Doch etwas hatte mich geweckt. Erstickte Schreie aus der Küche, ein Streit, wie mir schien. Als ich näher kam, erkannte ich, dass jemand um Hilfe rief, doch mit sehr leiser Stimme, aus Angst, gehört zu werden. Ich spähte durch den Vorhang und glaubte meinen Augen nicht zu trauen: Barbara wand sich, Oberkörper und Gesicht auf die Tischplatte gedrückt, unter dem Griff ihres brutalen Angreifers, der sie am Hals festhielt.
»Du hast deinen Hintern diesem anderen Kastraten geliehen«, hörte ich Naudé keuchen, »und du hast dich von allen befriedigen lassen! Aber mir hast du noch nie etwas gegeben. Also nehme ich ihn mir ohne Einladung, diesen schönen Hintern, was meinst du?«
Als ich die leere Flasche auf dem Tisch sah, begriff ich: Naudé hatte den ganzen Rest Wein getrunken und in den Fluten des Bacchustranks jede Beherrschung über seine Triebe verloren. Mazarins Bibliothekar war wie die Neger in Afrika, die Wein nicht vertragen, aber sehr lieben.
Von der armen Frau war nur ein verzweifelter, leise gewimmerter Hilferuf zu hören. Hoffte der falsche Barbello davonzukommen, ohne dass die anderen erwachten? Natürlich fürchtete sie deine Reaktion, wenn du durch Naudé von ihrer heimlichen Zusammenkunft mit Malagigi hören würdest und vielleicht auch von den anderen, die Naudé offenbar erraten hatte. Ich wusste nicht, was ich tun sollte.
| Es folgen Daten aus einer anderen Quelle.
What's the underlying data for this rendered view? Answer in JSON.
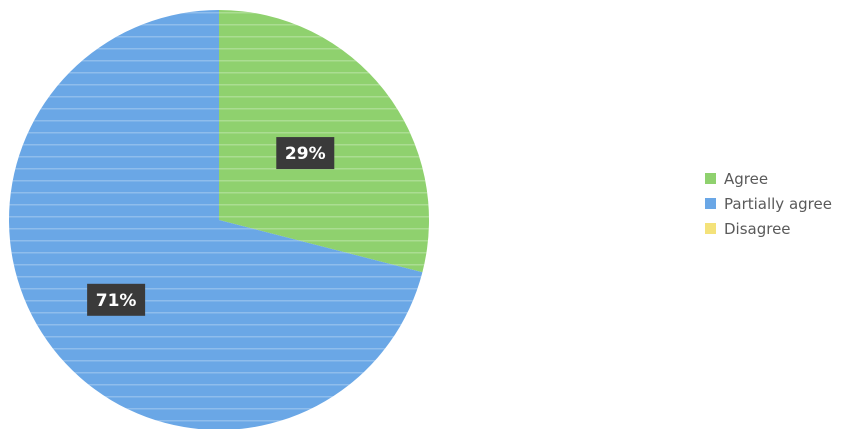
{
  "chart_data": {
    "type": "pie",
    "categories": [
      "Agree",
      "Partially agree",
      "Disagree"
    ],
    "values": [
      29,
      71,
      0
    ],
    "data_labels": [
      "29%",
      "71%",
      ""
    ],
    "colors": [
      "#8fd16e",
      "#6aa7e6",
      "#f4e27a"
    ],
    "start_angle_deg": 0,
    "direction": "clockwise",
    "legend_position": "right"
  }
}
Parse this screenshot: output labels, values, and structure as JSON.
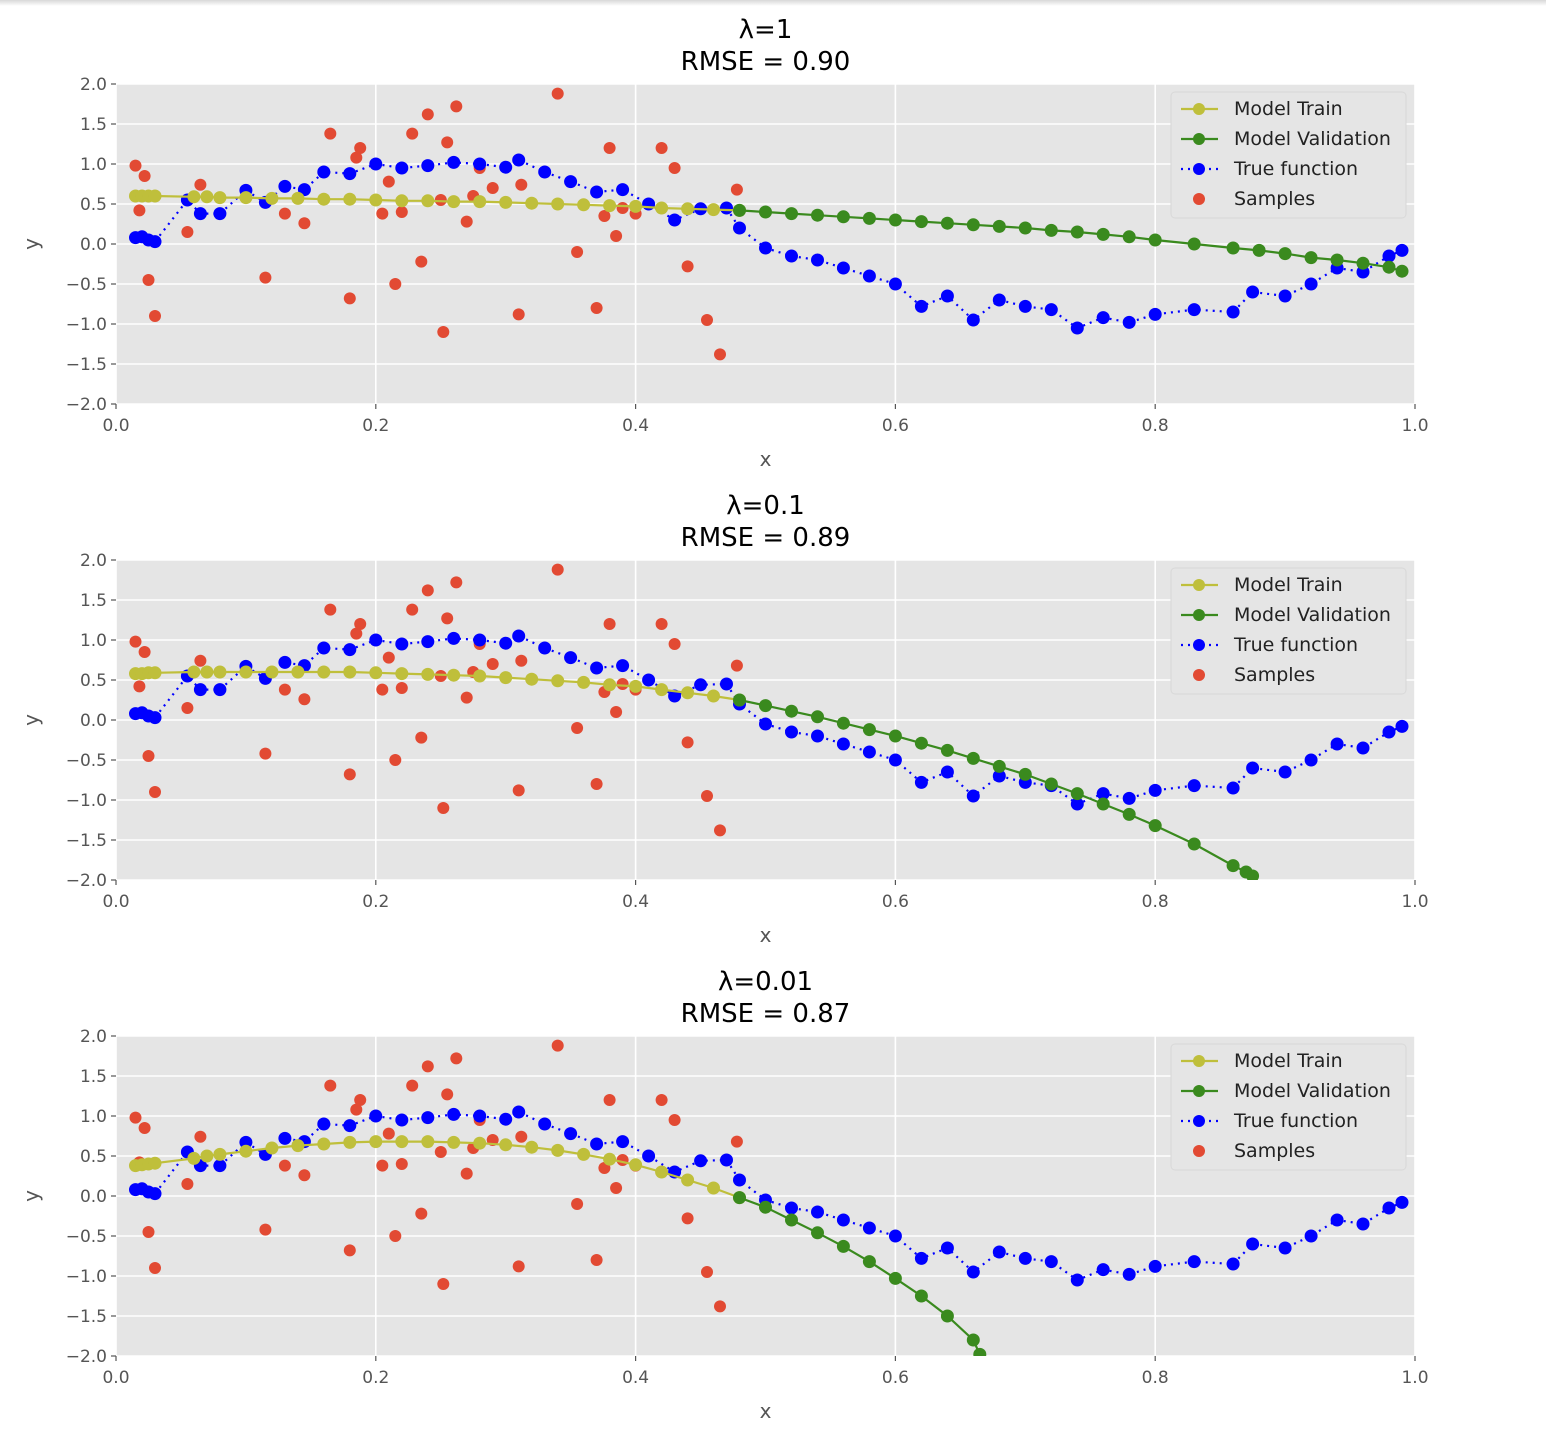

Natürlich war mir nicht daran gelegen, diesem Weib den sodomitischen Angriff zu ersparen, im Gegenteil, das würde ihr eine Lehre sein, alle aufzureizen und sich allen hinzugeben. Hatte dieses verderbliche Geschöpf |573|nicht ebensolche Gewalt bei mir angewandt? Sie hatte meinen Schlaf genutzt und die Lust genossen, welche ich meiner Gemahlin zu spenden glaubte. Aber was würde geschehen, wenn Barbara am Ende doch um Hilfe schreien würde?
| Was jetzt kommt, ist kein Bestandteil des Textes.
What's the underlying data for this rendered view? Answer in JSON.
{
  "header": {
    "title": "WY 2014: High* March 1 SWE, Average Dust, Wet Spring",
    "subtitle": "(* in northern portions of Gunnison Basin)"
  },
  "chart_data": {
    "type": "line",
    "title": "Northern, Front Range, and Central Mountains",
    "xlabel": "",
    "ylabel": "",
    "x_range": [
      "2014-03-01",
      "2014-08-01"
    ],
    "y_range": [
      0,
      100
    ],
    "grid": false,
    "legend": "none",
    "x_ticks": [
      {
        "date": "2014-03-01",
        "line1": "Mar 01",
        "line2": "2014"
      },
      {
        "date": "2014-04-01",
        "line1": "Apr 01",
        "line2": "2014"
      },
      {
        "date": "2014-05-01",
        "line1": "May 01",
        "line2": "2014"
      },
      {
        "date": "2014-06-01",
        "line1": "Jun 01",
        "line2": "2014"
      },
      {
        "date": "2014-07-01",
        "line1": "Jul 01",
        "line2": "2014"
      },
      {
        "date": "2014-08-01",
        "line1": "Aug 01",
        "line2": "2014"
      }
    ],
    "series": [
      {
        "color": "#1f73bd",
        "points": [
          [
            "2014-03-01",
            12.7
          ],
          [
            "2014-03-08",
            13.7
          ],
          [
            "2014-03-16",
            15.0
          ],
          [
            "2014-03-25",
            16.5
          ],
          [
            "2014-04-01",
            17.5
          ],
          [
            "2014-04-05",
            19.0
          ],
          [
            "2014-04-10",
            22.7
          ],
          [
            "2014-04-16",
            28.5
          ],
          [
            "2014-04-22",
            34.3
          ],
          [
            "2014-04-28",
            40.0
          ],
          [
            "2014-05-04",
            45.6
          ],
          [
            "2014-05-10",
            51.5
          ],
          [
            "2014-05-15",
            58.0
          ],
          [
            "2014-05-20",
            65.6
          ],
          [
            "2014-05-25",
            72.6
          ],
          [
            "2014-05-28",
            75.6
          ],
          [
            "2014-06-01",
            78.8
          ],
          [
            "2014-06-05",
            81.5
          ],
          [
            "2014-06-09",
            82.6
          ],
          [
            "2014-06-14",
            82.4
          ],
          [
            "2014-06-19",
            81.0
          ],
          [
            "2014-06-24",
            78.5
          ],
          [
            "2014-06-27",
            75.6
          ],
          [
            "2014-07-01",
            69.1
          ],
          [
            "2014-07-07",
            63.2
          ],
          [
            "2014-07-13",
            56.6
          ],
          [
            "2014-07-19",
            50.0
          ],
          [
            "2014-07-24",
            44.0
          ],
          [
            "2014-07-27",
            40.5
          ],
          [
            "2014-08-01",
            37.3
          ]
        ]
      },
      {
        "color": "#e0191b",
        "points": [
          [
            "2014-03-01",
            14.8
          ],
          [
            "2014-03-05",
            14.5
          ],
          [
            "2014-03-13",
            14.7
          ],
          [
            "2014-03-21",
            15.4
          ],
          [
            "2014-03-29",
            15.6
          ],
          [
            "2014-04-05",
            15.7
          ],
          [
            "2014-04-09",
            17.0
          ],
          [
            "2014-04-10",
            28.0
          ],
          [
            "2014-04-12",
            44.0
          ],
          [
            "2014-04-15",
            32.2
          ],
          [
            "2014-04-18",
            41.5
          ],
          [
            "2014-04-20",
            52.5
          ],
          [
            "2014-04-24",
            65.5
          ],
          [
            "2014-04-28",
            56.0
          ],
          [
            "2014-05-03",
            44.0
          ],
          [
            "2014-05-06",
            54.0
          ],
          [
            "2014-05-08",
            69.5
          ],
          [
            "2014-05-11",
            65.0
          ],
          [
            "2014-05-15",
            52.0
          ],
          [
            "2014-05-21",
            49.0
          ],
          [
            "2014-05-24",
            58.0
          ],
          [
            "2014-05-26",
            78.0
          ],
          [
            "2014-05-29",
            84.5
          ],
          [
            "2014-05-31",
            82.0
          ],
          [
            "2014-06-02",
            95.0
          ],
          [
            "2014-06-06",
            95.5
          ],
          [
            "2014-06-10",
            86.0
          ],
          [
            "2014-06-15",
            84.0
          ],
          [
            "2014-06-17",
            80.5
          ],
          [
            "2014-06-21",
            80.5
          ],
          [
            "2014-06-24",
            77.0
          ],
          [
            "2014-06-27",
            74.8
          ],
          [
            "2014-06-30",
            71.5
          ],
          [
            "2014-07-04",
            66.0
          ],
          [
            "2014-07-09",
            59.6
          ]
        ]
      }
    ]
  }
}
Der Päderast gewann unterdessen die Oberhand über sein Opfer, nachdem er fieberhaft an den Bändern von Barbellos Unterhose genestelt hatte. Ich bebte vor Angst, dass der Bibliothekar Barbellos wahres Geschlecht entdecken würde.
»Und weg mit diesem lächerlichen Sack, den du immer mit dir herumschleppst«, grunzte er, an dem Schulterriemen zerrend.
Der falsche Barbello hob den Kopf, so hoch wie Naudés fester Griff es gestattete, und ließ sich den Sack widerstandslos abnehmen.
»So ein Zeug mit sich herumzutragen, igitt!«, bemerkte der Angreifer und schleuderte den Sack in eine Ecke der Küche.
»Seid vorsichtig!«, flehte die Sängerin, den Flug des Sacks mit ängstlichen Blicken verfolgend.
»Keine Angst, mein schöner Jüngling, ich werde vorsichtig sein. Mit dir!« Lachend beugte er sich über sein Opfer.
Während der folgenden, abstoßenden Verrichtungen dachte ich abermals über Naudés Worte nach. Er hatte den unergründlichen Inhalt des Gepäcks, mit dem Barbara sich gen Frankreich eingeschifft hatte, bissig kommentiert. Was der Sack enthielt, schien Naudés Spott oder Verachtung zu erregen. Naudé wusste also etwas über Barbaras angebliche Mission, schien jedoch andererseits wirklich in Unkenntnis über die weibliche Identität des falschen Kastraten.
Was zum Teufel war noch in diesem Sack außer schäbigen Fetzen ausgetrockneten Leders? Vielleicht war es etwas sehr Kleines und Kostbares, das weder ich noch die Korsaren bemerkt hatten? Dann hätte die venezianische Sängerin klüger daran getan, es an ihrem Körper zu verstecken, statt immer mit diesem Schultersack herumzulaufen, den sie mal über, mal unter den Kleidern trug. Wieder endeten meine Überlegungen in einer Sackgasse.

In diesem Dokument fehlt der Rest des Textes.